Philippines To Appeal To ASEAN To Halt China's Construction Of A School On Yongxing Island In South China Sea

 @SnehaShankar30
on June 16 2014 5:04 AM
Anti-China protests
Filipino activists and Vietnamese nationals display placards and chant anti-China slogans as they march outside the Chinese Consulate in Manila's Makati financial district on May 16, 2014. Reuters/Erik De Castro

The Philippines said Monday that it will appeal to the Association of Southeast Asian Nations, or ASEAN, to halt China’s construction of a school on an island in the disputed waters of the South China Sea.

The decision follows China's move on Saturday to begin building a school for the children of its military personnel posted on the largest island in the Paracel Islands cluster, whose ownership is disputed by several of Beijing’s neighbors. Two years ago, China, reportedly in a bid to establish its supremacy in that region of the South China Sea, set up a city called Sansha on the oil-rich piece of land known as Woody Island, which the Chinese call Yongxing.

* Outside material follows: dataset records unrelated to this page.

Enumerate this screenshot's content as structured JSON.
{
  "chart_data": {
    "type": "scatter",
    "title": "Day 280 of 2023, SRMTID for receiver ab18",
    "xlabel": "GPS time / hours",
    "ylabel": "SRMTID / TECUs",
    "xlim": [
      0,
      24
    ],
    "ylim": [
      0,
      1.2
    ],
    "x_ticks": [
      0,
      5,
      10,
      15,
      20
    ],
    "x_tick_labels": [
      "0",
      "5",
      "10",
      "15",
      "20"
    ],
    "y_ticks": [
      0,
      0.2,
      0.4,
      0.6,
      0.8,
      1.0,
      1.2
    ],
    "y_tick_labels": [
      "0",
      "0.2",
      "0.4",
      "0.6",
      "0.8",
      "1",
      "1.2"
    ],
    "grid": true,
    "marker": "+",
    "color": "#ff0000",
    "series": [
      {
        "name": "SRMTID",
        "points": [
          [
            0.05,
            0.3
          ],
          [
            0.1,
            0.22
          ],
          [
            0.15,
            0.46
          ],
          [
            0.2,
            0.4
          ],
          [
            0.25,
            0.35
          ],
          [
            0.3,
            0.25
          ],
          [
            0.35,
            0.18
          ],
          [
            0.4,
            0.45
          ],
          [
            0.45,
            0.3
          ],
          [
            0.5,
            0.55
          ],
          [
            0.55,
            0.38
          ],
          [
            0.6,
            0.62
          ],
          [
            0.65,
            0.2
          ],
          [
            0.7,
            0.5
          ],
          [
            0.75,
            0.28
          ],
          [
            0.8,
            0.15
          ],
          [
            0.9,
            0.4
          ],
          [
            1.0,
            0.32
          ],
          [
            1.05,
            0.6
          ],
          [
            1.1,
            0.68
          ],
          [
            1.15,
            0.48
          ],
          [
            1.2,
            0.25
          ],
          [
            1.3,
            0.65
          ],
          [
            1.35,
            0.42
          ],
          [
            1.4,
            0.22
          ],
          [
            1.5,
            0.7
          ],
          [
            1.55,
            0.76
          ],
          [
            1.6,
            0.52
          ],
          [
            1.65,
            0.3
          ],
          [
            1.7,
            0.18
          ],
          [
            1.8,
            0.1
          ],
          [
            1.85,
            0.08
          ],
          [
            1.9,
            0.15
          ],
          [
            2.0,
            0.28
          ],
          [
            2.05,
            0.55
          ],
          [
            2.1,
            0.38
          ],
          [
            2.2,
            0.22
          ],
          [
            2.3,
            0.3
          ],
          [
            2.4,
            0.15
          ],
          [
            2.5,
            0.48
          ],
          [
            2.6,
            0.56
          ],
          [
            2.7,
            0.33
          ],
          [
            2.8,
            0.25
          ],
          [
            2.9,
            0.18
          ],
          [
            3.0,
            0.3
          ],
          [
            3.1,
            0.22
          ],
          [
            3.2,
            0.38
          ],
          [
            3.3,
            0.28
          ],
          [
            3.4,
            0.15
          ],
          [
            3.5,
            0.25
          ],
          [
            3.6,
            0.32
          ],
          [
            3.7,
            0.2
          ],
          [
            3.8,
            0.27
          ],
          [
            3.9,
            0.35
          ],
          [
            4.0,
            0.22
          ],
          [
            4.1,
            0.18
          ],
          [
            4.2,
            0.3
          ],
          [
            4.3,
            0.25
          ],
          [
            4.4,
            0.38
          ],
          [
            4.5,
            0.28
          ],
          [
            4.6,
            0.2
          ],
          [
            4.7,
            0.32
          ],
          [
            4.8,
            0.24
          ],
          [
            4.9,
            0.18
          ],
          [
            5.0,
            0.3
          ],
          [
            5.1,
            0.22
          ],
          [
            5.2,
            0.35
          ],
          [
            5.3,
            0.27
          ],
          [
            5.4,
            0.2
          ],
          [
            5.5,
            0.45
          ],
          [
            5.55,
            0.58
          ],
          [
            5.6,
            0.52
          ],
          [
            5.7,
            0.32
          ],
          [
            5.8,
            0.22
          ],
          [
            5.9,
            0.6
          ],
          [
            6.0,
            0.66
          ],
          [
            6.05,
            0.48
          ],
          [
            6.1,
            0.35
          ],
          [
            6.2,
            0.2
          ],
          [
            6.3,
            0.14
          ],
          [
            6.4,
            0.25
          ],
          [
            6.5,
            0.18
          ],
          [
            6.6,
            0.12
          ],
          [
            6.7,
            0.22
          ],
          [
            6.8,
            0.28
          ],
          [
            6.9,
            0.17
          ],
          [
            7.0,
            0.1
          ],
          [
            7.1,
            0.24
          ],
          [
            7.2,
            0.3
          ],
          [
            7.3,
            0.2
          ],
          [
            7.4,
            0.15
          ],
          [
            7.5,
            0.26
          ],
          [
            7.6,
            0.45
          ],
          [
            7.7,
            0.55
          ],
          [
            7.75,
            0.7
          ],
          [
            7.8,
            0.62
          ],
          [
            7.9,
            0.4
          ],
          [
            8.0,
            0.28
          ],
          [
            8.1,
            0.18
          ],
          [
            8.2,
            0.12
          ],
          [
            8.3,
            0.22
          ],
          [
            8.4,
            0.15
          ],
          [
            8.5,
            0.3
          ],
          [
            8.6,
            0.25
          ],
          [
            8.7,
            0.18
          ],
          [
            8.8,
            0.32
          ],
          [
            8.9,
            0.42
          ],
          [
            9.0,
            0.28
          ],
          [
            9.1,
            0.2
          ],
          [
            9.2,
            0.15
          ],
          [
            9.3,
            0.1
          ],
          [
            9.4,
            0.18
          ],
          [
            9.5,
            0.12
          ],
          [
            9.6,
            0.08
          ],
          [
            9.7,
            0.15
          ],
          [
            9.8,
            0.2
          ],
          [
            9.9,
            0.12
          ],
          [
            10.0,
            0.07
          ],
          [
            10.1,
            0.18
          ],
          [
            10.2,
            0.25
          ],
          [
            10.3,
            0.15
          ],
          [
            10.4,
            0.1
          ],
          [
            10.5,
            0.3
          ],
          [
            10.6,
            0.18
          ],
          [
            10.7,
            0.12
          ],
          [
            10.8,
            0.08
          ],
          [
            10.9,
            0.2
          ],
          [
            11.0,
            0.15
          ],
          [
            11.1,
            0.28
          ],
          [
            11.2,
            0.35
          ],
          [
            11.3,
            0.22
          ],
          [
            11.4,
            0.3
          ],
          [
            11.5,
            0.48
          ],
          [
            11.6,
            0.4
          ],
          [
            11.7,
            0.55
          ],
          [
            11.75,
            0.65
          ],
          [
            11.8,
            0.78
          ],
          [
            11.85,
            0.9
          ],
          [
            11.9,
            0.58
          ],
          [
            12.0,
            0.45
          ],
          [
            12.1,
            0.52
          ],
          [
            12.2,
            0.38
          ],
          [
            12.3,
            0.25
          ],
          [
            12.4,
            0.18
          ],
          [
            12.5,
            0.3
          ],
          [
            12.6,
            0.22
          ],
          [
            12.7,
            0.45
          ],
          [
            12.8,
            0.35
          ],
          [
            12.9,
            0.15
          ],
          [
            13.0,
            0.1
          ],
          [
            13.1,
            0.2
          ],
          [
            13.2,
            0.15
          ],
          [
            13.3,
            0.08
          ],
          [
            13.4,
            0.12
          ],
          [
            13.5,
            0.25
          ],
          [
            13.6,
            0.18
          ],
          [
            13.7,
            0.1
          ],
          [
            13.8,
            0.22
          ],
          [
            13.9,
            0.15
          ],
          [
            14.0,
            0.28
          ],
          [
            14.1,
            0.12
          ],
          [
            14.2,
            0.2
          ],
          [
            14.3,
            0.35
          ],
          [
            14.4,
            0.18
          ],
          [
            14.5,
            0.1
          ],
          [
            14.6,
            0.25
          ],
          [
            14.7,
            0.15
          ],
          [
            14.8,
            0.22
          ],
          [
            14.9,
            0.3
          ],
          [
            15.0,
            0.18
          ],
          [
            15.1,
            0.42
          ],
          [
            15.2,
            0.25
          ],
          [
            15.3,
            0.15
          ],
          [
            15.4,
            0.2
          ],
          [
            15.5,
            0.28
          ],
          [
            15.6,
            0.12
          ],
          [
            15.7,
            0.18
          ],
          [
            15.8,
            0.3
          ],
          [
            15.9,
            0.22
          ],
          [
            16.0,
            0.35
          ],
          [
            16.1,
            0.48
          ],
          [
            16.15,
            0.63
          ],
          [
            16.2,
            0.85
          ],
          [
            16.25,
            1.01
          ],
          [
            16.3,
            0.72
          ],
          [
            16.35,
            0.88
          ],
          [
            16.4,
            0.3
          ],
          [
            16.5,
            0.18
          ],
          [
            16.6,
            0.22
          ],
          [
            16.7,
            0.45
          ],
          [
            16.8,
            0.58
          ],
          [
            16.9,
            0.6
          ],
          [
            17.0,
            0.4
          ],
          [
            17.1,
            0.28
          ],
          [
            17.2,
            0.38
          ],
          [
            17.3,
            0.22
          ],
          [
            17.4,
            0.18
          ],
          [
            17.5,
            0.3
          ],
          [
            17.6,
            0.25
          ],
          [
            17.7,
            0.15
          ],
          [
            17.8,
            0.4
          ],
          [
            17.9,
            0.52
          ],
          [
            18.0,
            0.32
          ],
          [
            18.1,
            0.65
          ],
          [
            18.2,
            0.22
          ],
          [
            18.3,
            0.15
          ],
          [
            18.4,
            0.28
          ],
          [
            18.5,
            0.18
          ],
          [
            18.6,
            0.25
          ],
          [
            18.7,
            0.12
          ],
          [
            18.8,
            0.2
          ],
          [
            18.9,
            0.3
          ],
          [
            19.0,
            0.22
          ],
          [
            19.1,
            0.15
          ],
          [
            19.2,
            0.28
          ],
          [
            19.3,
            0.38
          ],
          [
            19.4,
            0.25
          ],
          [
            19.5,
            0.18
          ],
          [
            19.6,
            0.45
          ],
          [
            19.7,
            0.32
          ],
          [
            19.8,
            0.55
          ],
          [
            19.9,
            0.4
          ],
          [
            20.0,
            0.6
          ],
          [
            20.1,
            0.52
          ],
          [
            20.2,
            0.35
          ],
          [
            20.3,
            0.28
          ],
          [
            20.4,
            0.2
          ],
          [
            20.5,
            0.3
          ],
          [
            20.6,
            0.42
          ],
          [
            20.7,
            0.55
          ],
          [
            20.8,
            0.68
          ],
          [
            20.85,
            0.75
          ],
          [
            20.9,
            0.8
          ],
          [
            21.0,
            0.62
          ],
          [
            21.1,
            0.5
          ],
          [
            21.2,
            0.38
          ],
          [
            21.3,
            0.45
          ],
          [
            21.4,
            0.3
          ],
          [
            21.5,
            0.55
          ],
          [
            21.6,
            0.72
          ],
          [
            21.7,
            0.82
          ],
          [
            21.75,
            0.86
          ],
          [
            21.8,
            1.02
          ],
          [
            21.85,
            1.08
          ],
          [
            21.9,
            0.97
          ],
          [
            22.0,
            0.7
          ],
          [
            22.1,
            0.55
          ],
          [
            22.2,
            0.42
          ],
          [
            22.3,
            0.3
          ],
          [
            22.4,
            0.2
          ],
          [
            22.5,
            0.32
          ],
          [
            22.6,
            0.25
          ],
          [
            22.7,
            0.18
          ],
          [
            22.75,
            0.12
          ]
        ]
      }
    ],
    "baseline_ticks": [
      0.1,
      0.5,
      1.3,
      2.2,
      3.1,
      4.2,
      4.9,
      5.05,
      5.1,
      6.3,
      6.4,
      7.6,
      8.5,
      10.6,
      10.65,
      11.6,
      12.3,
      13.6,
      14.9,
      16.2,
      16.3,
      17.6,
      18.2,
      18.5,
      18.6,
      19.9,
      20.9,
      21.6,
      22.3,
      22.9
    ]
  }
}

"I think we would use the international community to step up and to say that we need to manage the tensions in the South China Sea before it gets out of hand," Albert del Rosario, Philippines’ foreign secretary said, according to Associated Press, or AP.

Yongxing Island, which lies about 220 miles from China’s southernmost province of Hainan, is also claimed by Vietnam and Taiwan. The Chinese-built city of Sansha is also equipped with facilities such as an airport, cellphone coverage and satellite television to serve the 1,443 people living on the island, AP reported.  

Del Rosario said, according to AP, which cited a local news network, that China’s move to build a school in the city is aimed at expanding its hold in the South China Sea as rapidly as possible, before the ASEAN bloc sets rigid rules to operate in the region. He added that his country is working on formulating a code of conduct to control disputable activities in the region, based on the recommendations of Danny Russel, a top diplomat from the U.S.

The situation in the South China Sea remains strained since China dispatched an oil rig last month into the disputed waters, triggering violent protests in Vietnam against Chinese-owned businesses in the country.

The Philippines too has opposed China's moves and says that Beijing has built military bases and airstrips in the region. Filipino officials Sunday also opposed China’s move of reclaiming land in the McKennan-Hughes reef on the Spratly Islands, an archipelago south of the Paracel Islands and off the coasts of the Philippines, Vietnam and Malaysia, in the South China Sea.